Nothing is more important than family to Chris Hettich, co-owner of HHH Sanitation. He quit his job to join his father’s portable sanitation business 20 years ago to be closer to his family at home. But after buying his father’s company with brother and co-owner Tim Hettich, they agreed to close the door to family hiring for good at this Birmingham, Alabama-based business.
“If you’re running a business, family relationships that extend to hiring can complicate business decisions and lead to headaches, heartaches and hurt feelings,” Chris Hettich says. “That also includes best friends.”
It’s not that family members can’t be hard workers or even valued employees, but objectivity is often hard to come by when tough decisions need to be made.

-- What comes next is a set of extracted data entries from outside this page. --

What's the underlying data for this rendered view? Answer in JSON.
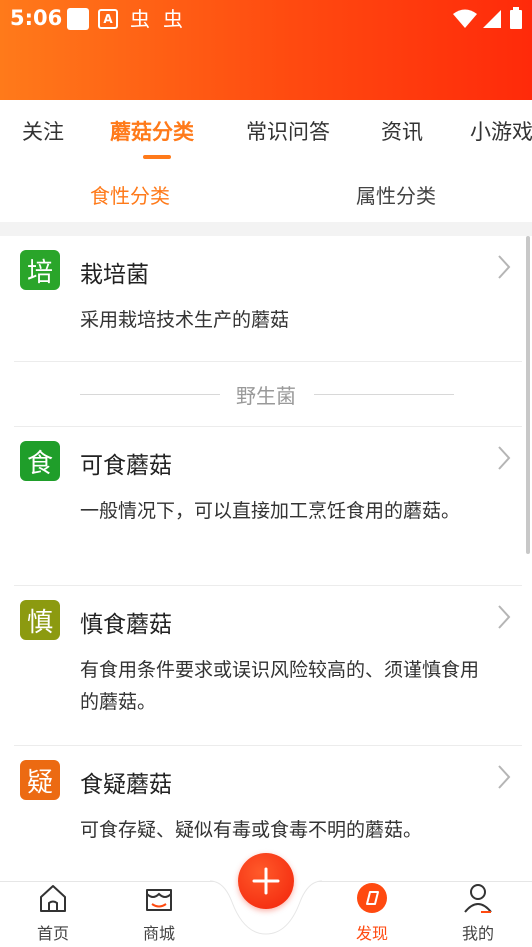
{
  "status_bar": {
    "time": "5:06",
    "a_label": "A",
    "bug_glyph": "虫"
  },
  "tabs": [
    {
      "label": "关注"
    },
    {
      "label": "蘑菇分类"
    },
    {
      "label": "常识问答"
    },
    {
      "label": "资讯"
    },
    {
      "label": "小游戏"
    }
  ],
  "subtabs": [
    {
      "label": "食性分类"
    },
    {
      "label": "属性分类"
    }
  ],
  "cultivated": {
    "badge": "培",
    "badge_color": "#2aa52a",
    "title": "栽培菌",
    "desc": "采用栽培技术生产的蘑菇"
  },
  "divider_label": "野生菌",
  "wild": [
    {
      "badge": "食",
      "badge_color": "#1f9e2a",
      "title": "可食蘑菇",
      "desc": "一般情况下，可以直接加工烹饪食用的蘑菇。"
    },
    {
      "badge": "慎",
      "badge_color": "#8c9a10",
      "title": "慎食蘑菇",
      "desc": "有食用条件要求或误识风险较高的、须谨慎食用的蘑菇。"
    },
    {
      "badge": "疑",
      "badge_color": "#ec6a12",
      "title": "食疑蘑菇",
      "desc": "可食存疑、疑似有毒或食毒不明的蘑菇。"
    }
  ],
  "bottom_nav": [
    {
      "label": "首页",
      "icon": "home-icon"
    },
    {
      "label": "商城",
      "icon": "shop-icon"
    },
    {
      "label": "发现",
      "icon": "discover-icon"
    },
    {
      "label": "我的",
      "icon": "profile-icon"
    }
  ],
  "colors": {
    "accent": "#ff7a1a",
    "header_end": "#ff2a0a",
    "fab": "#f2220a"
  }
}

“Making the right business decision often means putting an employee in a different position, laying them off or even letting them go,” he says. “When a decision affects a family member, you can lose a lot of sleep trying to do what’s best for the business.”
He credits the brothers’ successful management of HHH to a natural ability to sort out tasks according to their talents.
“I’m a people-pleasing sort of person, and Tim is a ‘git-r-done’ type of person,” Hettich says. “We’re yin and yang, and sometimes we cuss at each other. But we know this business inside and out, and we make all of our decisions together and it just works.”
The brothers occasionally hire their kids to help out at events, but there’s no succession plan in place. Hettich is quick to point out that demonstrating a keen interest in the business would need to come first, and the brothers would have to be united on the idea.
“We’re not counting on family succession,” he says. “We both want our kids to follow their own path. Working in a service industry is a life-consuming job and not everyone’s cut out for it.”
That doesn’t mean that the brothers haven’t formed close relationships with their employee team.
“They have secure jobs and they’re not always worrying about being laid off,” Hettich says. “We’ve been there for them through their own tough times. I’m not afraid to get in the trenches with them, talk with them, or pray with them. We’ve got a good crew here and we take care of them. Even if we don’t look to our families to hire, we see our employees as family.”